Gözleri bana sabitlenince kıyafetlerime baktığını fark ettim. Hastane mavisi önlüğüm aşırı çirkindi.

“Merak etme, Lace! Sana kıyafet de getirdik,” dedi Mel hemen gülümseyerek.

Çantasını almaya gitti ve bana bir tişörtün yarısını uzattı. Evet, doğru okudun, yarım tişört! Bunun göğüs bölgemin tamamını kapatmasına imkân yoktu. Tişörtü aldım ve gülümsemeye çalışarak sütyenimi bağladıktan sonra giydim.

Elbette, iki ay komada kaldığınızda sütyen takmıyordunuz.

“En sevdiğin crop-top içinde kendini nasıl hissediyorsun?” dedi bana gülümseyen Claire.

“Şortunu da getirdik ama yataktan kalkamadığın için muhtemelen bir işe yaramayacaktır.”

“Crop-top” bu yarım tişört gibi bir şey mi olmalıydı? Ona bakıp “Lanet olsun” demekten kendimi alamadım.

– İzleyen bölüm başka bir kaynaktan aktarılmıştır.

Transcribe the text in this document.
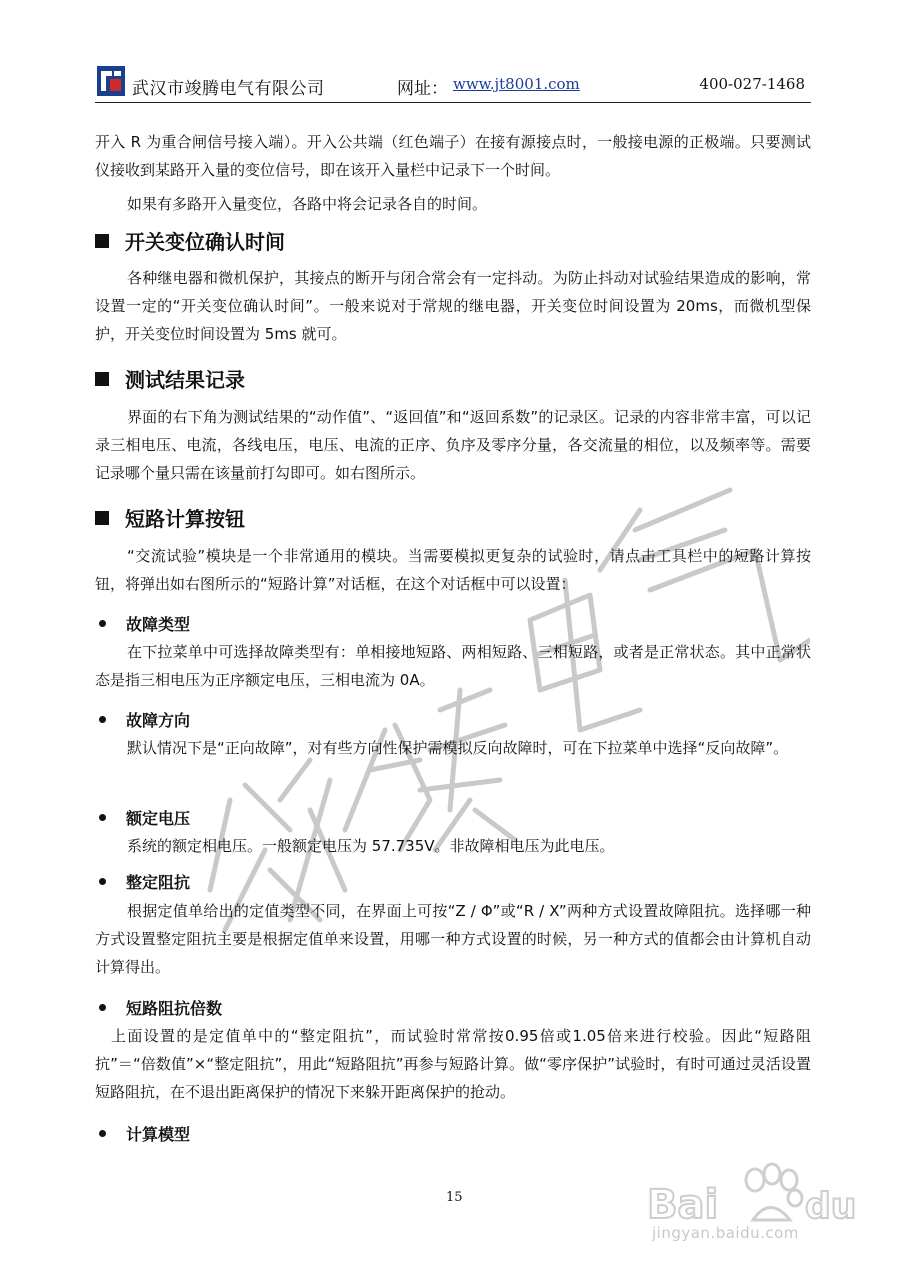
武汉市竣腾电气有限公司	网址： www.jt8001.com	400-027-1468

开入 R 为重合闸信号接入端）。开入公共端（红色端子）在接有源接点时，一般接电源的正极端。只要测试仪接收到某路开入量的变位信号，即在该开入量栏中记录下一个时间。

如果有多路开入量变位，各路中将会记录各自的时间。

开关变位确认时间

各种继电器和微机保护，其接点的断开与闭合常会有一定抖动。为防止抖动对试验结果造成的影响，常设置一定的“开关变位确认时间”。一般来说对于常规的继电器，开关变位时间设置为 20ms，而微机型保护，开关变位时间设置为 5ms 就可。

测试结果记录

界面的右下角为测试结果的“动作值”、“返回值”和“返回系数”的记录区。记录的内容非常丰富，可以记录三相电压、电流，各线电压，电压、电流的正序、负序及零序分量，各交流量的相位，以及频率等。需要记录哪个量只需在该量前打勾即可。如右图所示。

短路计算按钮

“交流试验”模块是一个非常通用的模块。当需要模拟更复杂的试验时，请点击工具栏中的短路计算按钮，将弹出如右图所示的“短路计算”对话框，在这个对话框中可以设置：

故障类型

在下拉菜单中可选择故障类型有：单相接地短路、两相短路、三相短路，或者是正常状态。其中正常状态是指三相电压为正序额定电压，三相电流为 0A。

故障方向

默认情况下是“正向故障”，对有些方向性保护需模拟反向故障时，可在下拉菜单中选择“反向故障”。

额定电压

系统的额定相电压。一般额定电压为 57.735V。非故障相电压为此电压。

整定阻抗

根据定值单给出的定值类型不同，在界面上可按“Z / Φ”或“R / X”两种方式设置故障阻抗。选择哪一种方式设置整定阻抗主要是根据定值单来设置，用哪一种方式设置的时候，另一种方式的值都会由计算机自动计算得出。

短路阻抗倍数

上面设置的是定值单中的“整定阻抗”，而试验时常常按0.95倍或1.05倍来进行校验。因此“短路阻抗”＝“倍数值”×“整定阻抗”，用此“短路阻抗”再参与短路计算。做“零序保护”试验时，有时可通过灵活设置短路阻抗，在不退出距离保护的情况下来躲开距离保护的抢动。

计算模型
15	Bai du
jingyan.baidu.com
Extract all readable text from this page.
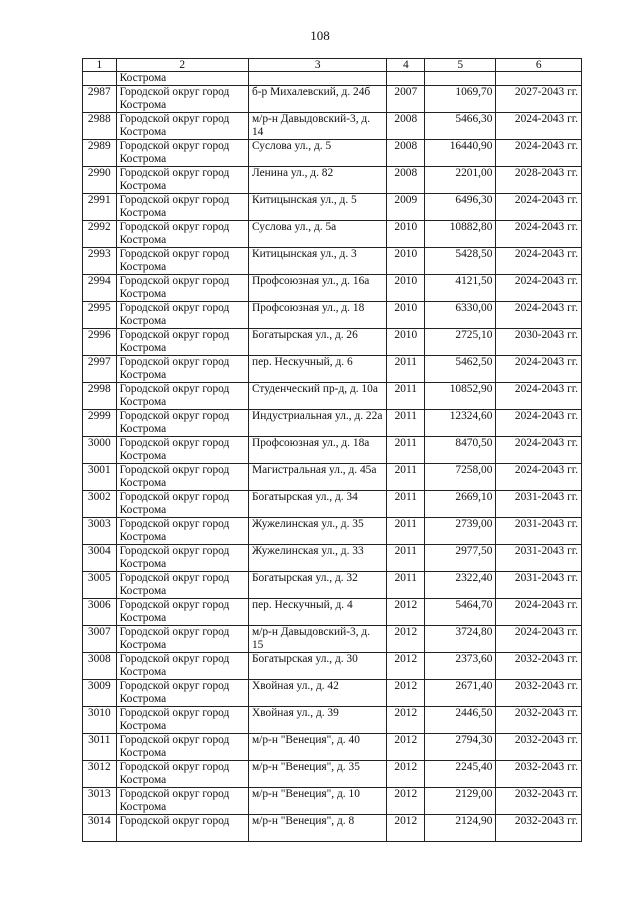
108
1	2	3	4	5	6
	Кострома				
2987	Городской округ город Кострома	б-р Михалевский, д. 24б	2007	1069,70	2027-2043 гг.
2988	Городской округ город Кострома	м/р-н Давыдовский-3, д. 14	2008	5466,30	2024-2043 гг.
2989	Городской округ город Кострома	Суслова ул., д. 5	2008	16440,90	2024-2043 гг.
2990	Городской округ город Кострома	Ленина ул., д. 82	2008	2201,00	2028-2043 гг.
2991	Городской округ город Кострома	Китицынская ул., д. 5	2009	6496,30	2024-2043 гг.
2992	Городской округ город Кострома	Суслова ул., д. 5а	2010	10882,80	2024-2043 гг.
2993	Городской округ город Кострома	Китицынская ул., д. 3	2010	5428,50	2024-2043 гг.
2994	Городской округ город Кострома	Профсоюзная ул., д. 16а	2010	4121,50	2024-2043 гг.
2995	Городской округ город Кострома	Профсоюзная ул., д. 18	2010	6330,00	2024-2043 гг.
2996	Городской округ город Кострома	Богатырская ул., д. 26	2010	2725,10	2030-2043 гг.
2997	Городской округ город Кострома	пер. Нескучный, д. 6	2011	5462,50	2024-2043 гг.
2998	Городской округ город Кострома	Студенческий пр-д, д. 10а	2011	10852,90	2024-2043 гг.
2999	Городской округ город Кострома	Индустриальная ул., д. 22а	2011	12324,60	2024-2043 гг.
3000	Городской округ город Кострома	Профсоюзная ул., д. 18а	2011	8470,50	2024-2043 гг.
3001	Городской округ город Кострома	Магистральная ул., д. 45а	2011	7258,00	2024-2043 гг.
3002	Городской округ город Кострома	Богатырская ул., д. 34	2011	2669,10	2031-2043 гг.
3003	Городской округ город Кострома	Жужелинская ул., д. 35	2011	2739,00	2031-2043 гг.
3004	Городской округ город Кострома	Жужелинская ул., д. 33	2011	2977,50	2031-2043 гг.
3005	Городской округ город Кострома	Богатырская ул., д. 32	2011	2322,40	2031-2043 гг.
3006	Городской округ город Кострома	пер. Нескучный, д. 4	2012	5464,70	2024-2043 гг.
3007	Городской округ город Кострома	м/р-н Давыдовский-3, д. 15	2012	3724,80	2024-2043 гг.
3008	Городской округ город Кострома	Богатырская ул., д. 30	2012	2373,60	2032-2043 гг.
3009	Городской округ город Кострома	Хвойная ул., д. 42	2012	2671,40	2032-2043 гг.
3010	Городской округ город Кострома	Хвойная ул., д. 39	2012	2446,50	2032-2043 гг.
3011	Городской округ город Кострома	м/р-н "Венеция", д. 40	2012	2794,30	2032-2043 гг.
3012	Городской округ город Кострома	м/р-н "Венеция", д. 35	2012	2245,40	2032-2043 гг.
3013	Городской округ город Кострома	м/р-н "Венеция", д. 10	2012	2129,00	2032-2043 гг.
3014	Городской округ город	м/р-н "Венеция", д. 8	2012	2124,90	2032-2043 гг.
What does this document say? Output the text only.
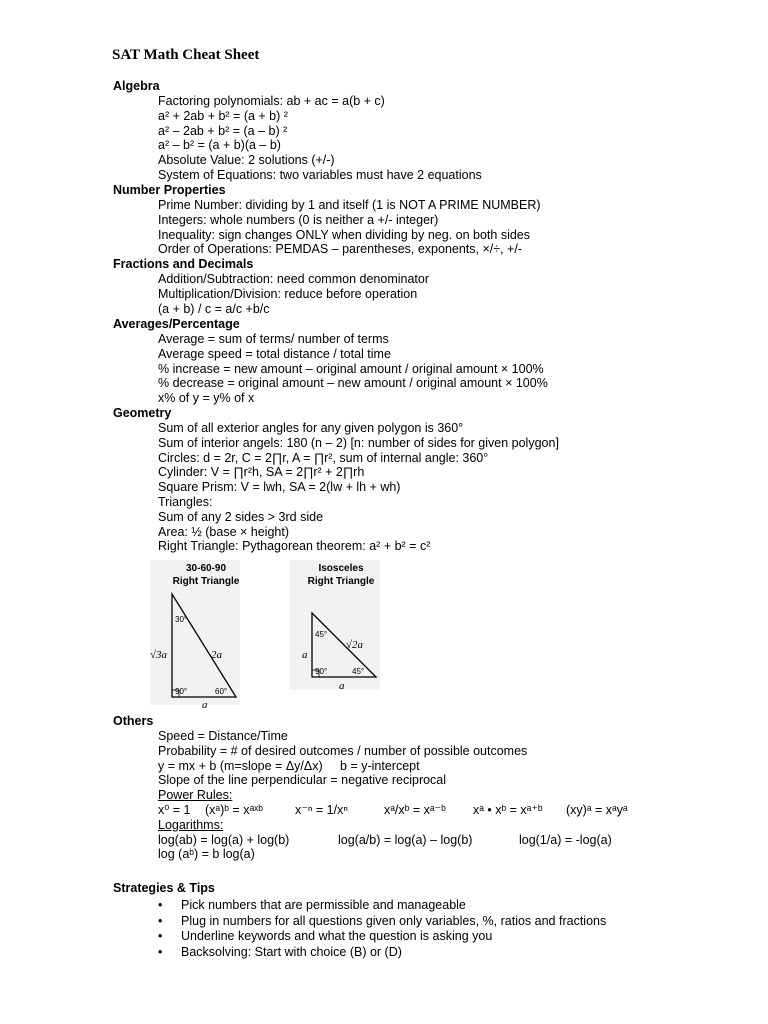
SAT Math Cheat Sheet
Algebra
Factoring polynomials: ab + ac = a(b + c)
a² + 2ab + b² = (a + b) ²
a² – 2ab + b² = (a – b) ²
a² – b² = (a + b)(a – b)
Absolute Value: 2 solutions (+/-)
System of Equations: two variables must have 2 equations
Number Properties
Prime Number: dividing by 1 and itself (1 is NOT A PRIME NUMBER)
Integers: whole numbers (0 is neither a +/- integer)
Inequality: sign changes ONLY when dividing by neg. on both sides
Order of Operations: PEMDAS – parentheses, exponents, ×/÷, +/-
Fractions and Decimals
Addition/Subtraction: need common denominator
Multiplication/Division: reduce before operation
(a + b) / c = a/c +b/c
Averages/Percentage
Average = sum of terms/ number of terms
Average speed = total distance / total time
% increase = new amount – original amount / original amount × 100%
% decrease = original amount – new amount / original amount × 100%
x% of y = y% of x
Geometry
Sum of all exterior angles for any given polygon is 360°
Sum of interior angels: 180 (n – 2) [n: number of sides for given polygon]
Circles: d = 2r, C = 2∏r, A = ∏r², sum of internal angle: 360°
Cylinder: V = ∏r²h, SA = 2∏r² + 2∏rh
Square Prism: V = lwh, SA = 2(lw + lh + wh)
Triangles:
Sum of any 2 sides > 3rd side
Area: ½ (base × height)
Right Triangle: Pythagorean theorem: a² + b² = c²
30-60-90
Right Triangle
Isosceles
Right Triangle
30°
90°	60°
√3a	2a
a
45°
90°	45°
√2a
a
a
Others
Speed = Distance/Time
Probability = # of desired outcomes / number of possible outcomes
y = mx + b (m=slope = Δy/Δx)     b = y-intercept
Slope of the line perpendicular = negative reciprocal
Power Rules:
x⁰ = 1	(xᵃ)ᵇ = xᵃˣᵇ	x⁻ⁿ = 1/xⁿ	xᵃ/xᵇ = xᵃ⁻ᵇ	xᵃ • xᵇ = xᵃ⁺ᵇ	(xy)ᵃ = xᵃyᵃ
Logarithms:
log(ab) = log(a) + log(b)	log(a/b) = log(a) – log(b)	log(1/a) = -log(a)
log (aᵇ) = b log(a)
Strategies & Tips
•	Pick numbers that are permissible and manageable
•	Plug in numbers for all questions given only variables, %, ratios and fractions
•	Underline keywords and what the question is asking you
•	Backsolving: Start with choice (B) or (D)
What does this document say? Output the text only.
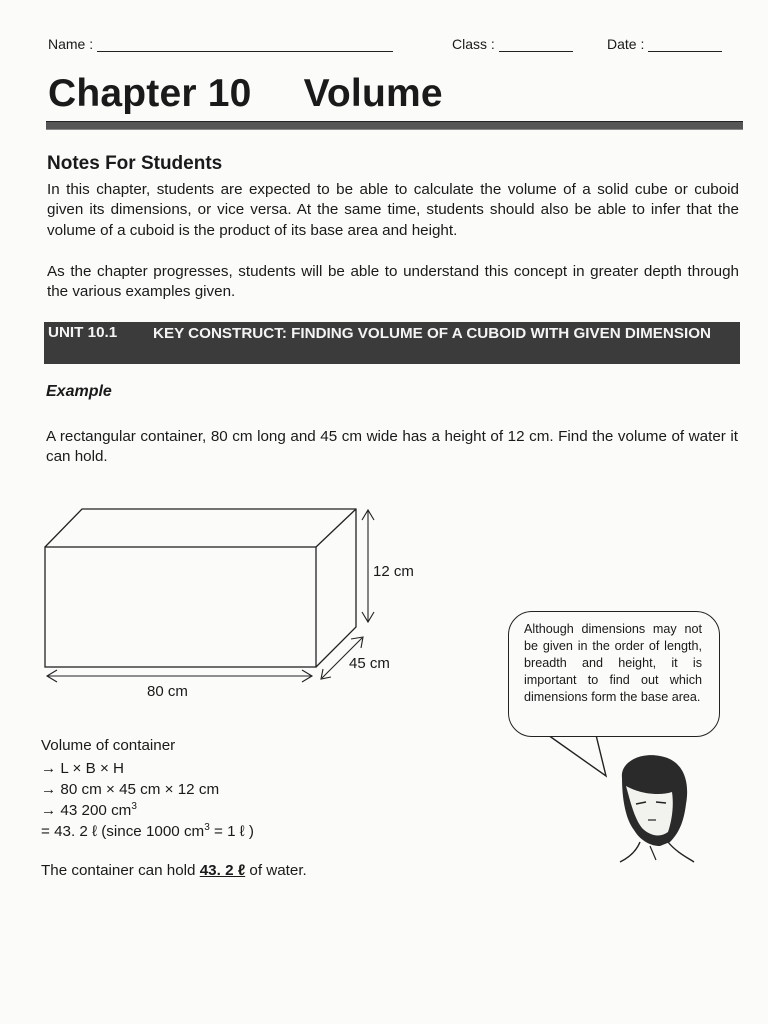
Name :	Class :	Date :
Chapter 10 Volume
Notes For Students
In this chapter, students are expected to be able to calculate the volume of a solid cube or cuboid given its dimensions, or vice versa. At the same time, students should also be able to infer that the volume of a cuboid is the product of its base area and height.
As the chapter progresses, students will be able to understand this concept in greater depth through the various examples given.
UNIT 10.1 KEY CONSTRUCT: FINDING VOLUME OF A CUBOID WITH GIVEN DIMENSION
Example
A rectangular container, 80 cm long and 45 cm wide has a height of 12 cm. Find the volume of water it can hold.
12 cm
45 cm
80 cm
Although dimensions may not be given in the order of length, breadth and height, it is important to find out which dimensions form the base area.
Volume of container
→ L × B × H
→ 80 cm × 45 cm × 12 cm
→ 43 200 $cm^3$
= 43. 2 ℓ (since 1000 $cm^3 = 1$ ℓ )
The container can hold 43. 2 ℓ of water.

Ne zaman karnım düzleşti, tenim mükemmel bir şekilde bronzlaştı ve göğüslerim büyüdü? Ne zaman gerçekten sahip olmayı hayal ettiğim mükemmel vücuda sahip oldum? Bu tam bir rüyaydı. Gerçek olamayacak kadar güzeldi.

“Harika hissediyorum.”

Vay canına.

Bütün gün söylediğim ilk dürüst şeydi.

“Teşekkürler kızlar,” dedim en iyi iki arkadaşıma gülümseyerek.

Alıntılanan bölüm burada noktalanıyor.